Debo aceptar sus reglas —pensó Wax mientras cruzaba la sala en dirección al informador—. Son distintas, diga lo que diga Steris, pero yo sé cuáles son.»

Había decidido quedarse en la cuenca y hacer lo que pudiera allí. Había visto los peligros que asolaban las calles de Elendel y se había esforzado por desterrarlos. Pero esos eran simples rasguños; era como parchear una herida mientras la gangrena se cebaba con el resto del brazo.

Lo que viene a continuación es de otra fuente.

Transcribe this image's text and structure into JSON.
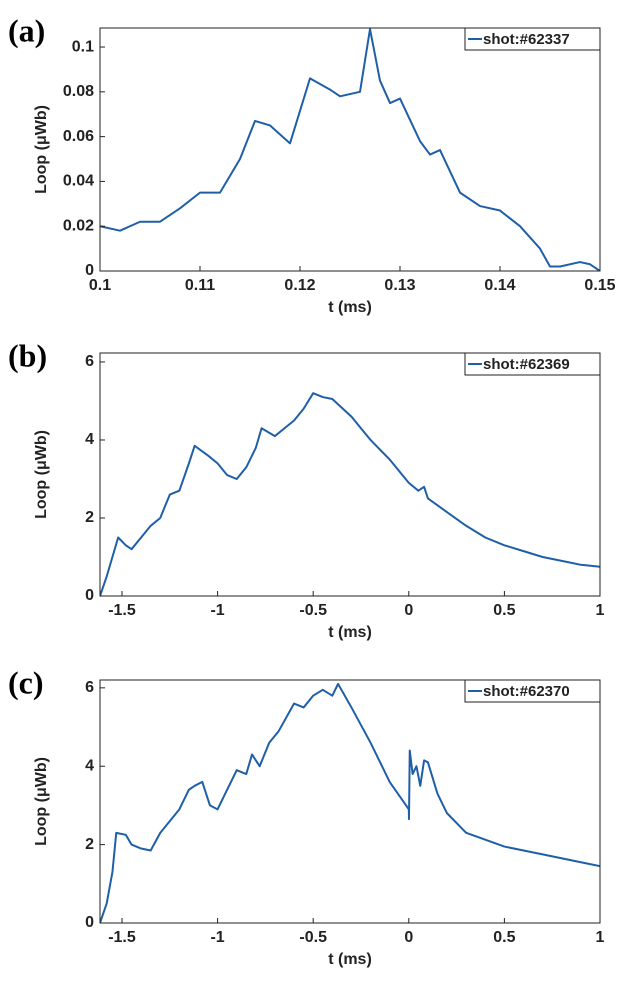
{
  "chart_data": [
    {
      "type": "line",
      "panel_label": "(a)",
      "xlabel": "t (ms)",
      "ylabel": "Loop (μWb)",
      "xlim": [
        0.1,
        0.15
      ],
      "xticks": [
        0.1,
        0.11,
        0.12,
        0.13,
        0.14,
        0.15
      ],
      "ylim": [
        0,
        0.1085
      ],
      "yticks": [
        0,
        0.02,
        0.04,
        0.06,
        0.08,
        0.1
      ],
      "legend": "upper right",
      "series": [
        {
          "name": "shot:#62337",
          "color": "#1f5fa8",
          "x": [
            0.1,
            0.102,
            0.104,
            0.106,
            0.108,
            0.11,
            0.112,
            0.114,
            0.1155,
            0.117,
            0.119,
            0.121,
            0.123,
            0.124,
            0.126,
            0.127,
            0.128,
            0.129,
            0.13,
            0.132,
            0.133,
            0.134,
            0.136,
            0.138,
            0.14,
            0.142,
            0.144,
            0.145,
            0.146,
            0.148,
            0.149,
            0.15
          ],
          "values": [
            0.02,
            0.018,
            0.022,
            0.022,
            0.028,
            0.035,
            0.035,
            0.05,
            0.067,
            0.065,
            0.057,
            0.086,
            0.081,
            0.078,
            0.08,
            0.108,
            0.085,
            0.075,
            0.077,
            0.058,
            0.052,
            0.054,
            0.035,
            0.029,
            0.027,
            0.02,
            0.01,
            0.002,
            0.002,
            0.004,
            0.003,
            0
          ]
        }
      ]
    },
    {
      "type": "line",
      "panel_label": "(b)",
      "xlabel": "t (ms)",
      "ylabel": "Loop (μWb)",
      "xlim": [
        -1.615,
        1
      ],
      "xticks": [
        -1.5,
        -1,
        -0.5,
        0,
        0.5,
        1
      ],
      "ylim": [
        0,
        6.23
      ],
      "yticks": [
        0,
        2,
        4,
        6
      ],
      "legend": "upper right",
      "series": [
        {
          "name": "shot:#62369",
          "color": "#1f5fa8",
          "x": [
            -1.615,
            -1.58,
            -1.55,
            -1.52,
            -1.48,
            -1.45,
            -1.4,
            -1.35,
            -1.3,
            -1.25,
            -1.2,
            -1.15,
            -1.12,
            -1.05,
            -1.0,
            -0.95,
            -0.9,
            -0.85,
            -0.8,
            -0.77,
            -0.7,
            -0.65,
            -0.6,
            -0.55,
            -0.5,
            -0.45,
            -0.4,
            -0.3,
            -0.2,
            -0.1,
            0,
            0.05,
            0.08,
            0.1,
            0.2,
            0.3,
            0.4,
            0.5,
            0.6,
            0.7,
            0.8,
            0.9,
            1.0
          ],
          "values": [
            0,
            0.5,
            1.0,
            1.5,
            1.3,
            1.2,
            1.5,
            1.8,
            2.0,
            2.6,
            2.7,
            3.4,
            3.85,
            3.6,
            3.4,
            3.1,
            3.0,
            3.3,
            3.8,
            4.3,
            4.1,
            4.3,
            4.5,
            4.8,
            5.2,
            5.1,
            5.05,
            4.6,
            4.0,
            3.5,
            2.9,
            2.7,
            2.8,
            2.5,
            2.15,
            1.8,
            1.5,
            1.3,
            1.15,
            1.0,
            0.9,
            0.8,
            0.75
          ]
        }
      ]
    },
    {
      "type": "line",
      "panel_label": "(c)",
      "xlabel": "t (ms)",
      "ylabel": "Loop (μWb)",
      "xlim": [
        -1.615,
        1
      ],
      "xticks": [
        -1.5,
        -1,
        -0.5,
        0,
        0.5,
        1
      ],
      "ylim": [
        0,
        6.2
      ],
      "yticks": [
        0,
        2,
        4,
        6
      ],
      "legend": "upper right",
      "series": [
        {
          "name": "shot:#62370",
          "color": "#1f5fa8",
          "x": [
            -1.615,
            -1.58,
            -1.55,
            -1.53,
            -1.48,
            -1.45,
            -1.4,
            -1.35,
            -1.3,
            -1.25,
            -1.2,
            -1.15,
            -1.12,
            -1.08,
            -1.04,
            -1.0,
            -0.95,
            -0.9,
            -0.85,
            -0.82,
            -0.78,
            -0.73,
            -0.68,
            -0.6,
            -0.55,
            -0.5,
            -0.45,
            -0.4,
            -0.37,
            -0.3,
            -0.2,
            -0.1,
            0,
            0.001,
            0.005,
            0.02,
            0.04,
            0.06,
            0.08,
            0.1,
            0.15,
            0.2,
            0.3,
            0.5,
            0.7,
            0.9,
            1.0
          ],
          "values": [
            0,
            0.5,
            1.3,
            2.3,
            2.25,
            2.0,
            1.9,
            1.85,
            2.3,
            2.6,
            2.9,
            3.4,
            3.5,
            3.6,
            3.0,
            2.9,
            3.4,
            3.9,
            3.8,
            4.3,
            4.0,
            4.6,
            4.9,
            5.6,
            5.5,
            5.8,
            5.95,
            5.8,
            6.1,
            5.5,
            4.6,
            3.6,
            2.9,
            2.65,
            4.4,
            3.8,
            4.0,
            3.5,
            4.15,
            4.1,
            3.3,
            2.8,
            2.3,
            1.95,
            1.75,
            1.55,
            1.45
          ]
        }
      ]
    }
  ]
}
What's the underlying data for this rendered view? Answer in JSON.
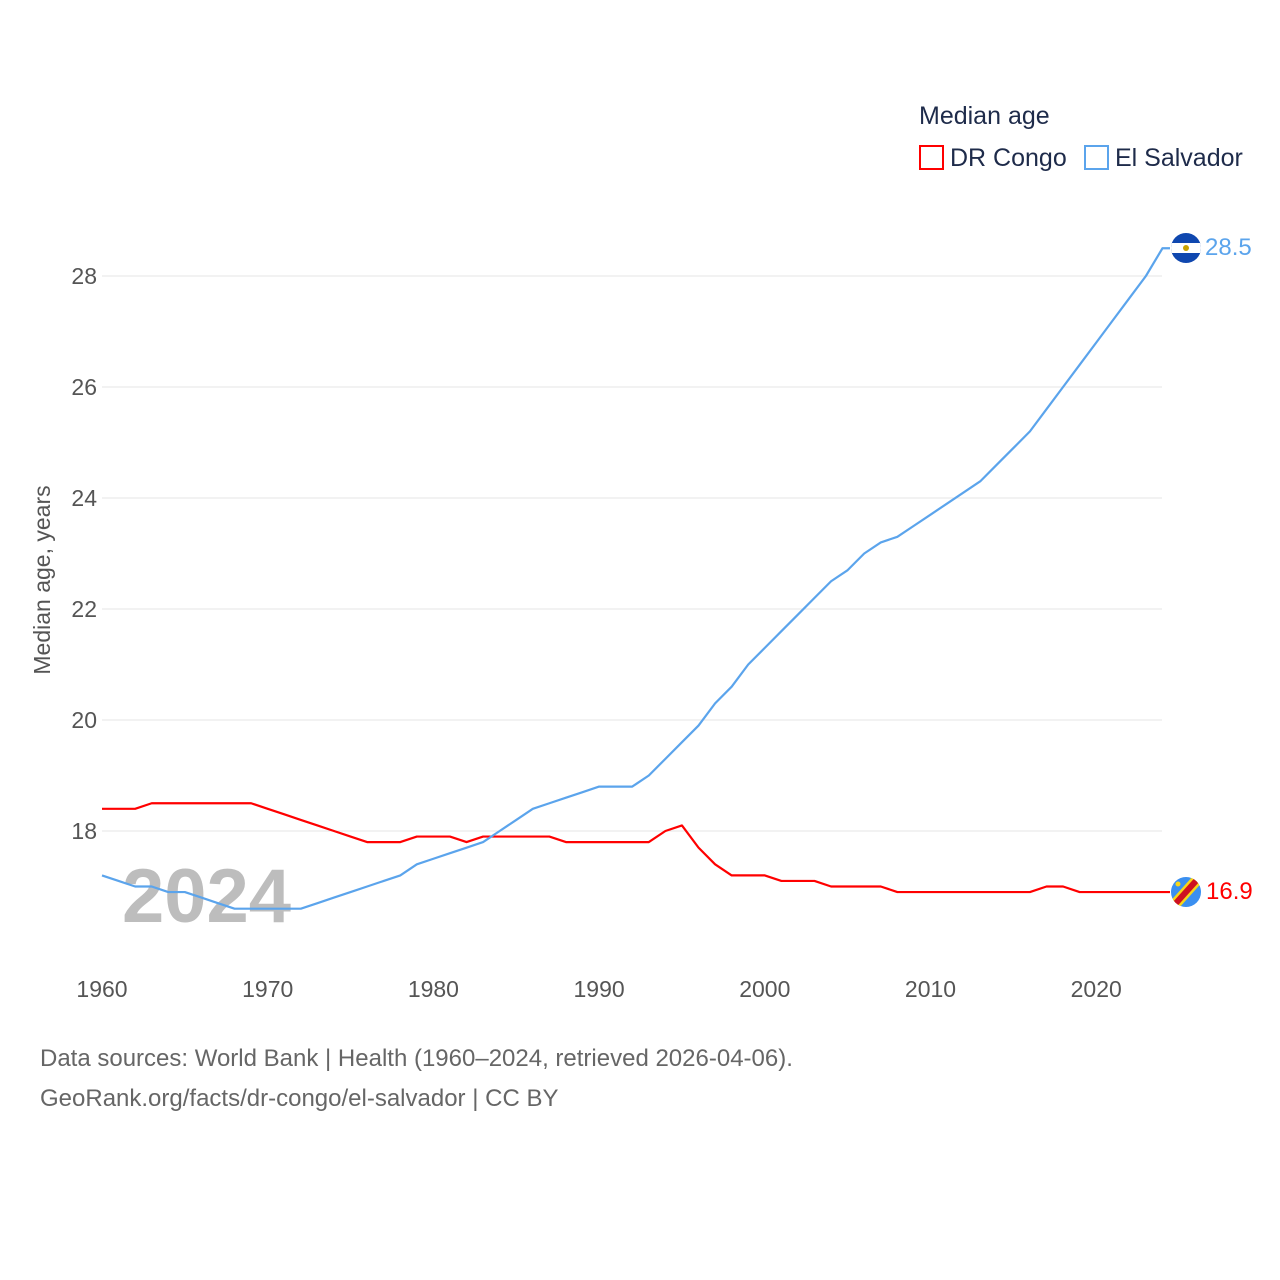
{
  "chart_data": {
    "type": "line",
    "title": "Median age",
    "ylabel": "Median age, years",
    "xlabel": "",
    "xlim": [
      1960,
      2024
    ],
    "ylim": [
      16.1,
      29
    ],
    "x_ticks": [
      "1960",
      "1970",
      "1980",
      "1990",
      "2000",
      "2010",
      "2020"
    ],
    "y_ticks": [
      "18",
      "20",
      "22",
      "24",
      "26",
      "28"
    ],
    "grid": true,
    "legend_position": "top-right",
    "watermark_year": "2024",
    "x": [
      1960,
      1961,
      1962,
      1963,
      1964,
      1965,
      1966,
      1967,
      1968,
      1969,
      1970,
      1971,
      1972,
      1973,
      1974,
      1975,
      1976,
      1977,
      1978,
      1979,
      1980,
      1981,
      1982,
      1983,
      1984,
      1985,
      1986,
      1987,
      1988,
      1989,
      1990,
      1991,
      1992,
      1993,
      1994,
      1995,
      1996,
      1997,
      1998,
      1999,
      2000,
      2001,
      2002,
      2003,
      2004,
      2005,
      2006,
      2007,
      2008,
      2009,
      2010,
      2011,
      2012,
      2013,
      2014,
      2015,
      2016,
      2017,
      2018,
      2019,
      2020,
      2021,
      2022,
      2023,
      2024
    ],
    "series": [
      {
        "name": "DR Congo",
        "color": "#ff0000",
        "end_label": "16.9",
        "values": [
          18.4,
          18.4,
          18.4,
          18.5,
          18.5,
          18.5,
          18.5,
          18.5,
          18.5,
          18.5,
          18.4,
          18.3,
          18.2,
          18.1,
          18.0,
          17.9,
          17.8,
          17.8,
          17.8,
          17.9,
          17.9,
          17.9,
          17.8,
          17.9,
          17.9,
          17.9,
          17.9,
          17.9,
          17.8,
          17.8,
          17.8,
          17.8,
          17.8,
          17.8,
          18.0,
          18.1,
          17.7,
          17.4,
          17.2,
          17.2,
          17.2,
          17.1,
          17.1,
          17.1,
          17.0,
          17.0,
          17.0,
          17.0,
          16.9,
          16.9,
          16.9,
          16.9,
          16.9,
          16.9,
          16.9,
          16.9,
          16.9,
          17.0,
          17.0,
          16.9,
          16.9,
          16.9,
          16.9,
          16.9,
          16.9
        ]
      },
      {
        "name": "El Salvador",
        "color": "#5ba4ec",
        "end_label": "28.5",
        "values": [
          17.2,
          17.1,
          17.0,
          17.0,
          16.9,
          16.9,
          16.8,
          16.7,
          16.6,
          16.6,
          16.6,
          16.6,
          16.6,
          16.7,
          16.8,
          16.9,
          17.0,
          17.1,
          17.2,
          17.4,
          17.5,
          17.6,
          17.7,
          17.8,
          18.0,
          18.2,
          18.4,
          18.5,
          18.6,
          18.7,
          18.8,
          18.8,
          18.8,
          19.0,
          19.3,
          19.6,
          19.9,
          20.3,
          20.6,
          21.0,
          21.3,
          21.6,
          21.9,
          22.2,
          22.5,
          22.7,
          23.0,
          23.2,
          23.3,
          23.5,
          23.7,
          23.9,
          24.1,
          24.3,
          24.6,
          24.9,
          25.2,
          25.6,
          26.0,
          26.4,
          26.8,
          27.2,
          27.6,
          28.0,
          28.5
        ]
      }
    ]
  },
  "footer": {
    "line1": "Data sources: World Bank | Health (1960–2024, retrieved 2026-04-06).",
    "line2": "GeoRank.org/facts/dr-congo/el-salvador | CC BY"
  }
}
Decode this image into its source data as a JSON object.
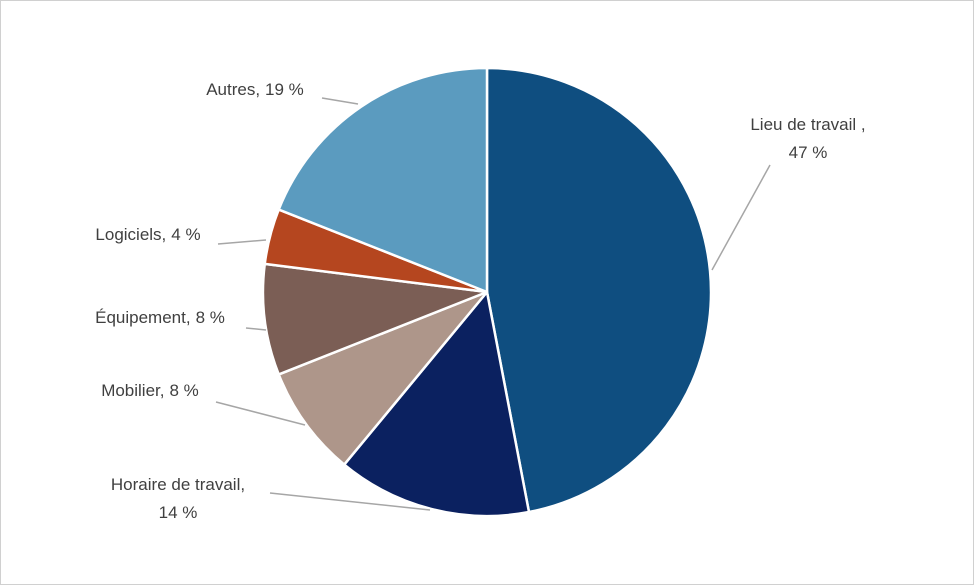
{
  "chart_data": {
    "type": "pie",
    "categories": [
      "Lieu de travail ,",
      "Horaire de travail,",
      "Mobilier,",
      "Équipement,",
      "Logiciels,",
      "Autres,"
    ],
    "values": [
      47,
      14,
      8,
      8,
      4,
      19
    ],
    "value_labels": [
      "47 %",
      "14 %",
      "8 %",
      "8 %",
      "4 %",
      "19 %"
    ],
    "colors": [
      "#0f4e80",
      "#0b2160",
      "#ae968a",
      "#7b5e55",
      "#b5461f",
      "#5b9bbf"
    ]
  }
}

Perseguir a los esbirros del Grupo... probablemente eso era lo que querían que hiciese. Tendría que apuntar más alto si de veras quería proteger a la gente. Lo cual conllevaba no perder la calma, bailar al son que tocase en cada momento y poner buena cara. Todo lo que sus padres, e incluso su tío, habían intentado inculcarle.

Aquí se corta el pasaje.